Preceduta solo dal riso, la pizza è il cibo più consumato al mondo. E non c’è posto dove non arrivi, grazie soprattutto alla logica delle catene. Le più grandi e famose sono tutte all’estero e spesso sfornano pizze che hanno poco a che fare con quelle che siamo abituati a consumare.

Eppure anche in Italia il fenomeno delle catene ha preso piede ed è solo una delle facce dello sviluppo gourmet del piatto più globale che ci sia. Economia di scala e qualità possono andar d’accordo. A patto che nulla venga lasciato al caso. Parlando con Mauro D’Errico, uno dei soci della società Fra Diavolo – gli altri sono Gianlucalberto Lotta, Paolo Tranchida e Luciano Monosilio – escono parole come managerializzazione, lead production, business plan. Perché fare pizze è una cosa maledettamente seria. Il gruppo nasce nel maggio del 2018 partendo dalla pizzeria Fra Diavolo già presente a Diano Marina da cinque anni. Il suo titolare è Paolo Tranchida che della pizza si innamora e comincia a studiarla a fondo partendo dalla panificazione. Aprono poi le sedi di Alassio e Alba. La prima del gruppo è a Genova. Con l’arrivo dell’impronta manageriale l’ascesa sembra inarrestabile.
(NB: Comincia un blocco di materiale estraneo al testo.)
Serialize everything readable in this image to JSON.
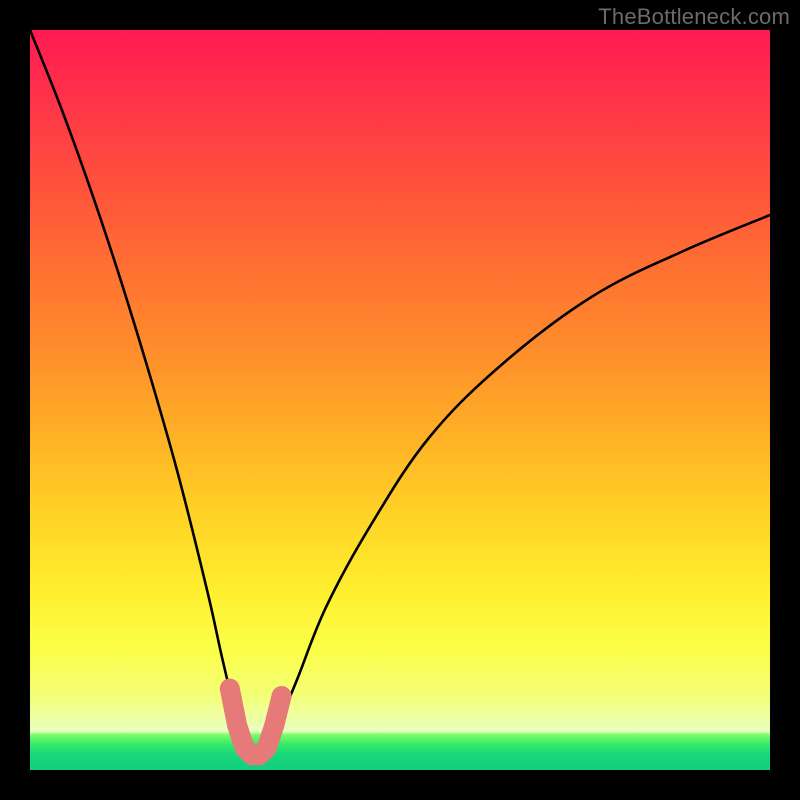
{
  "watermark": "TheBottleneck.com",
  "colors": {
    "background": "#000000",
    "curve": "#000000",
    "marker": "#e57a78",
    "gradient_top": "#ff1a53",
    "gradient_mid": "#ffd426",
    "gradient_bottom": "#11cf7e"
  },
  "chart_data": {
    "type": "line",
    "title": "",
    "xlabel": "",
    "ylabel": "",
    "xlim": [
      0,
      100
    ],
    "ylim": [
      0,
      100
    ],
    "notes": "V-shaped bottleneck curve. x ≈ normalized component balance (0–100). y ≈ bottleneck severity (0 = none/green, 100 = severe/red). Minimum near x≈30 where bottleneck ≈0. Left branch rises steeply to ~100 at x=0; right branch rises with diminishing slope to ~75 at x=100.",
    "series": [
      {
        "name": "bottleneck-curve",
        "x": [
          0,
          4,
          8,
          12,
          16,
          20,
          24,
          26,
          28,
          30,
          31,
          33,
          36,
          40,
          46,
          54,
          64,
          76,
          88,
          100
        ],
        "values": [
          100,
          90,
          79,
          67,
          54,
          40,
          24,
          15,
          7,
          2,
          2,
          5,
          12,
          22,
          33,
          45,
          55,
          64,
          70,
          75
        ]
      }
    ],
    "marker": {
      "name": "optimal-range",
      "x": [
        27,
        28,
        29,
        30,
        31,
        32,
        33,
        34
      ],
      "values": [
        11,
        6,
        3,
        2,
        2,
        3,
        6,
        10
      ],
      "style": "thick-rounded"
    }
  }
}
Il 2019 ha significato aperture a Sanremo, Cuneo, Novara, Torino– ci racconta Mauro – con il 2020 è arrivata la sede di Milano e la seconda di Torino. Si andrà avanti con la provincia lombarda, con l’Emilia Romagna e il Veneto. Il fatturato cresce velocemente, ma mi piace parlare di altri numeri, come quelli dell’occupazione ad esempio: il personale è passato da tredici collaboratori nell’agosto 2018 a centocinquanta. Contiamo di arrivare a oltre trecento con tutte le sedi in programma“.
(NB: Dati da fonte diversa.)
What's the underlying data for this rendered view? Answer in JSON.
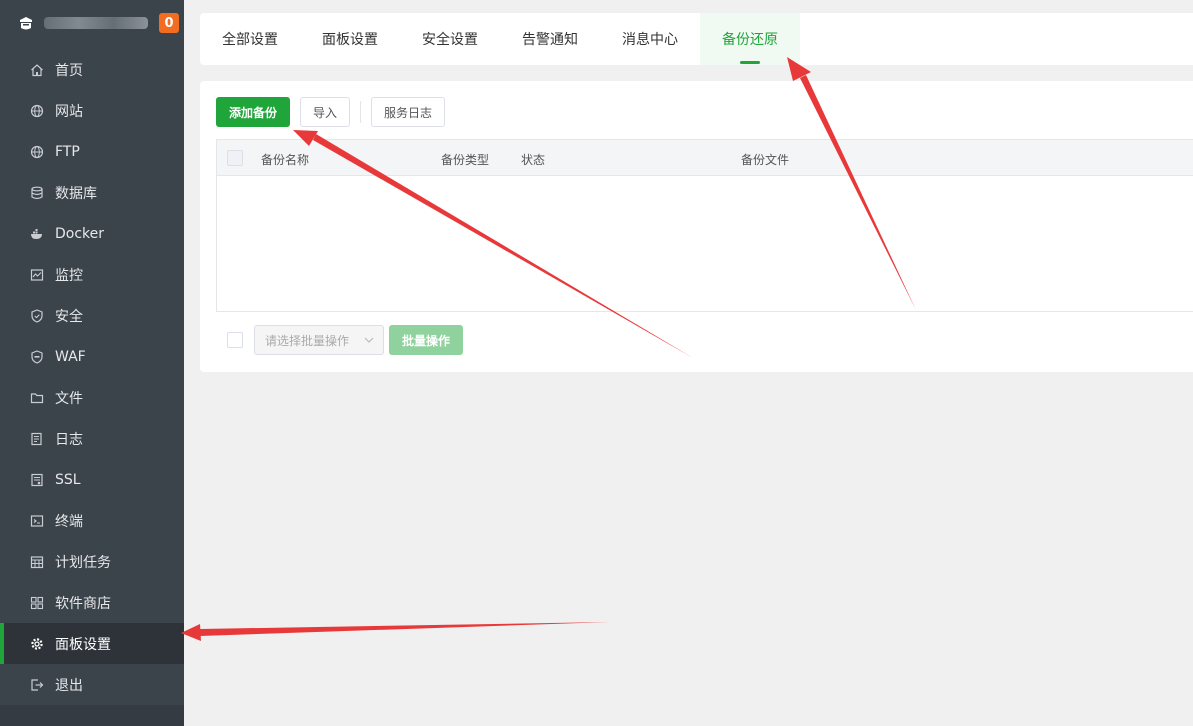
{
  "sidebar": {
    "badge": "0",
    "items": [
      {
        "label": "首页",
        "icon": "home-icon"
      },
      {
        "label": "网站",
        "icon": "globe-icon"
      },
      {
        "label": "FTP",
        "icon": "globe-icon"
      },
      {
        "label": "数据库",
        "icon": "database-icon"
      },
      {
        "label": "Docker",
        "icon": "docker-icon"
      },
      {
        "label": "监控",
        "icon": "monitor-icon"
      },
      {
        "label": "安全",
        "icon": "shield-icon"
      },
      {
        "label": "WAF",
        "icon": "waf-shield-icon"
      },
      {
        "label": "文件",
        "icon": "folder-icon"
      },
      {
        "label": "日志",
        "icon": "log-icon"
      },
      {
        "label": "SSL",
        "icon": "certificate-icon"
      },
      {
        "label": "终端",
        "icon": "terminal-icon"
      },
      {
        "label": "计划任务",
        "icon": "calendar-icon"
      },
      {
        "label": "软件商店",
        "icon": "grid-icon"
      },
      {
        "label": "面板设置",
        "icon": "gear-icon"
      },
      {
        "label": "退出",
        "icon": "logout-icon"
      }
    ],
    "active_index": 14
  },
  "tabs": [
    "全部设置",
    "面板设置",
    "安全设置",
    "告警通知",
    "消息中心",
    "备份还原"
  ],
  "active_tab": 5,
  "toolbar": {
    "add_backup": "添加备份",
    "import": "导入",
    "service_log": "服务日志"
  },
  "table": {
    "columns": [
      "备份名称",
      "备份类型",
      "状态",
      "备份文件"
    ],
    "rows": []
  },
  "footer": {
    "batch_placeholder": "请选择批量操作",
    "batch_button": "批量操作"
  },
  "colors": {
    "accent": "#20a53a",
    "sidebar_bg": "#3b434b",
    "badge": "#f26d21",
    "annotation_arrow": "#e8393a"
  }
}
Un’attenzione al “capitale umano” che non è pura filantropia ma che rientra in un progetto qualitativo che offre garanzie nella replicabilità del format. “Abbiamo un quartier generale a Torino– ci spiega D’Errico – dove tutto è stato centralizzato: finanza e controllo di gestione, amministrazione e marketing. In squadra per le risorse umane abbiamo da poco un ragazzo che viene dal mondo dei motori Rolls Royce; abbiamo un centro acquisti con gestione della logistica; a Novara c’è un laboratorio di produzione interna per la pasticceria e per i topping delle pizze; abbiamo avviato progetti di comarketing con aziende fornitrici per stabilire rapporti di fiducia reciproci. È l’ingegnerizzazione dei processi che salva l’artigianalità che vogliamo portare avanti“.
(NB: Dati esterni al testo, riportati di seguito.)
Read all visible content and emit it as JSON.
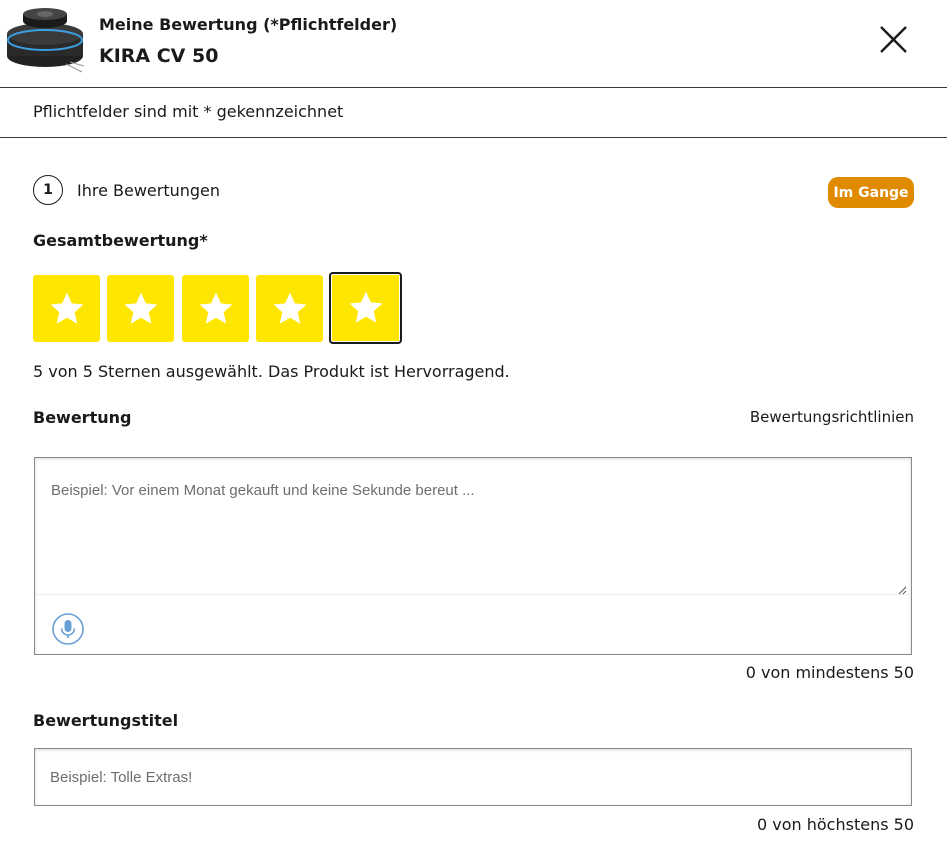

I prodotti sono locali – e c’è molto Sud ovviamente – diversi presidi Slow Food e tre impasti studiati da Paolo Tranchida, classico, multicereali e uno al carbone. Il tocco dello chef è di Luciano Monosilio, che con gli stessi soci ha iniziato l’esperienza romana di “Luciano Cucina Italiana”. Il suo percorso professionale l’ha portato dal fine dining alla tradizione a tavola del Belpaese. La pizza era quasi un passaggio obbligato. “Ho un fratello pizzaiolo– racconta lo chef – sono sempre stato affascinato dalla panificazione, credo nei miei soci. C’erano tutte le ragioni per entrare nel progetto di Fra Diavolo. Con Paolo si lavora alle ricette, agli abbinamenti, alla scelta dei prodotti. A Novara sto mettendo a punto diverse salse da usare come basi e poi c’è lo studio dei topping. Perseguo la mia idea di cibo buono e democratico e un’idea come questa garantisce massima trasparenza in tutta la filiera“.

Chiediamo – a lui romano de Roma – se l’attenzione del team non è troppo nord-centrica: “Gli studi di fattibilità ci hanno detto che a tirare è la grande provincia italiana che ha sempre più voglia di cose sane e buone”.